Monday, October 14, 2013

Inactive Ingredients

What is the purpose of inactive ingredients? The FDA description of an inactive ingredient is any component of a drug product other than the active ingredient. Well, that’s helpful. I found two other descriptions: 1) inactive ingredients are substances that are not intended to treat symptoms of a health condition including colors, flavors, preservatives, and materials that bind a pill together; and 2) inactive ingredients are used to take the active ingredient to a site in the body where it will be most effective.
       This last definition gives more purpose. Inactive ingredients can be used to control how, where, and when certain medicines are released in the body to achieve maximum benefit. So while they are considered inactive, they are still active. Others are only used for flavoring and color, but sometimes these inactive ingredients are more dangerous than the active. 
       I am allergic to a red dye called carmine. I can’t take certain medications because they are colored with this inactive ingredient. It’s not an allergy to the active, but the inactive. If I take a medication containing carmine, I have an anaphylactic reaction. Most pharmacies and doctors are concerned with drug allergies, but they don’t focus on the inactive ingredient allergies. I have to be aware and take on this responsibility for myself.
       We all have inactive ingredients in our lives. Some are useful and some are only for show. The active ingredient in our life is Jesus Christ. He is manifested in our lives by the fruit of the Spirit: love, joy, peace, patience, kindness, goodness, faithfulness, gentleness, self-control. This active ingredient brings healing to a world sick with sin. The inactive ingredients would be gifts that we develop to carry this message of faith.

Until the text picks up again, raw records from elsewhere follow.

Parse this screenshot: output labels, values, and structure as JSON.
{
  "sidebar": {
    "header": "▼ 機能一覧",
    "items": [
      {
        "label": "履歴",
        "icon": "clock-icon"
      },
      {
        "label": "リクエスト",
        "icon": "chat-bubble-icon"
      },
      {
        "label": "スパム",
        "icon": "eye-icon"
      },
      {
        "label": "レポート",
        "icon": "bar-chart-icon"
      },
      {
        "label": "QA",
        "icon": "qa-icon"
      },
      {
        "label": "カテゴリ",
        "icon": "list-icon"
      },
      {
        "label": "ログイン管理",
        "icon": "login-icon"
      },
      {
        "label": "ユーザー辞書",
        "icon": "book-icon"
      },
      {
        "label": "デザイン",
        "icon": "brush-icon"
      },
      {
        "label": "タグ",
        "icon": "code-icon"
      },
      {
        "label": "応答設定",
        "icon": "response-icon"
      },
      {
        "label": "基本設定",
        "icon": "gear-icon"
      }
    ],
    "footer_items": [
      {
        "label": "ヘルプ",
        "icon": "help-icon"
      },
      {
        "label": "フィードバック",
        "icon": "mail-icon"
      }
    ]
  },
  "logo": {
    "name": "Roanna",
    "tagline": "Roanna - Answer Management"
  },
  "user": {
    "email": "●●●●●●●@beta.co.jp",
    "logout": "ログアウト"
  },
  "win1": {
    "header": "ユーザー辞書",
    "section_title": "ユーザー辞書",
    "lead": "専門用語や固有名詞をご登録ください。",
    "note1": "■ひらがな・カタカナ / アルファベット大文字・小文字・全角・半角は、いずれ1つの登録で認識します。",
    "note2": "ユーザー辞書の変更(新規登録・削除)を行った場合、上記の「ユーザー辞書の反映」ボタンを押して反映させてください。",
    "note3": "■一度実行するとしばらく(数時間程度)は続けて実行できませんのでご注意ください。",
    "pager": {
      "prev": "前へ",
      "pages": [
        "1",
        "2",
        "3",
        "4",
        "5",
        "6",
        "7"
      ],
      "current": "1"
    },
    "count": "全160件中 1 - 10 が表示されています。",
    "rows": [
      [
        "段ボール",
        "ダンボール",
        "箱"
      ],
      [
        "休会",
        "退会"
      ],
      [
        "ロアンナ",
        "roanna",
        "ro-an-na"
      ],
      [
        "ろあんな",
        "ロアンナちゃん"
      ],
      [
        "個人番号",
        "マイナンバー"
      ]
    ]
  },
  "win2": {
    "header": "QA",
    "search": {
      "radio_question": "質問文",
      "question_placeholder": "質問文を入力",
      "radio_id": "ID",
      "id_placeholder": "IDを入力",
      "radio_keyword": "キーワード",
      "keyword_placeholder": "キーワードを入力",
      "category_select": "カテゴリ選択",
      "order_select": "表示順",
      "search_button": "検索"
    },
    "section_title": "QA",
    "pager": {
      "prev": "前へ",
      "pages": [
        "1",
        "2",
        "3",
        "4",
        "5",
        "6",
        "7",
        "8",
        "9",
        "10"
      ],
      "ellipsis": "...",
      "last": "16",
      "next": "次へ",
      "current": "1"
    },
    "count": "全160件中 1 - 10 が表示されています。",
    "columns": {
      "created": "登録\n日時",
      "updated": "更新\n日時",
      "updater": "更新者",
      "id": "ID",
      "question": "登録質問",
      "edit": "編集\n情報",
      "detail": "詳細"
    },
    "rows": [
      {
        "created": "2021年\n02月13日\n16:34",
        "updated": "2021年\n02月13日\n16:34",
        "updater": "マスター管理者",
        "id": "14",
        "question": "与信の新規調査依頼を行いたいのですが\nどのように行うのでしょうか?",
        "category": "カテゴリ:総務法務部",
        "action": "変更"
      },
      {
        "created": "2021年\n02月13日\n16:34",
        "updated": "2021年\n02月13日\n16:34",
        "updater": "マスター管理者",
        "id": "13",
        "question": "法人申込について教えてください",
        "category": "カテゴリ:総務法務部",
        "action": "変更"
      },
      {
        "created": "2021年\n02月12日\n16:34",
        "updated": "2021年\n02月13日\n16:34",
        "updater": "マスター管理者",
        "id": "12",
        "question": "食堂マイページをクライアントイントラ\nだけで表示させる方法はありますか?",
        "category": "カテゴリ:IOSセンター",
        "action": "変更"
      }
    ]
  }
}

       We are also each unique with our own set of other inactive ingredients. I see a tendency to become more concerned with the inactive, which causes us to hinder the working of the active.
       Are you overly concerned with the inactive ingredients in the family of God? Maybe it’s time to read our labels and determine which inactive ingredients are just for show and which ones actually carry the message of Christ where it needs to go. Maybe it’s time to be aware and take on the responsibility for our own inactive ingredients and not those of others.
       Which inactive ingredients in your life help spread the gospel, and which ones hinder it?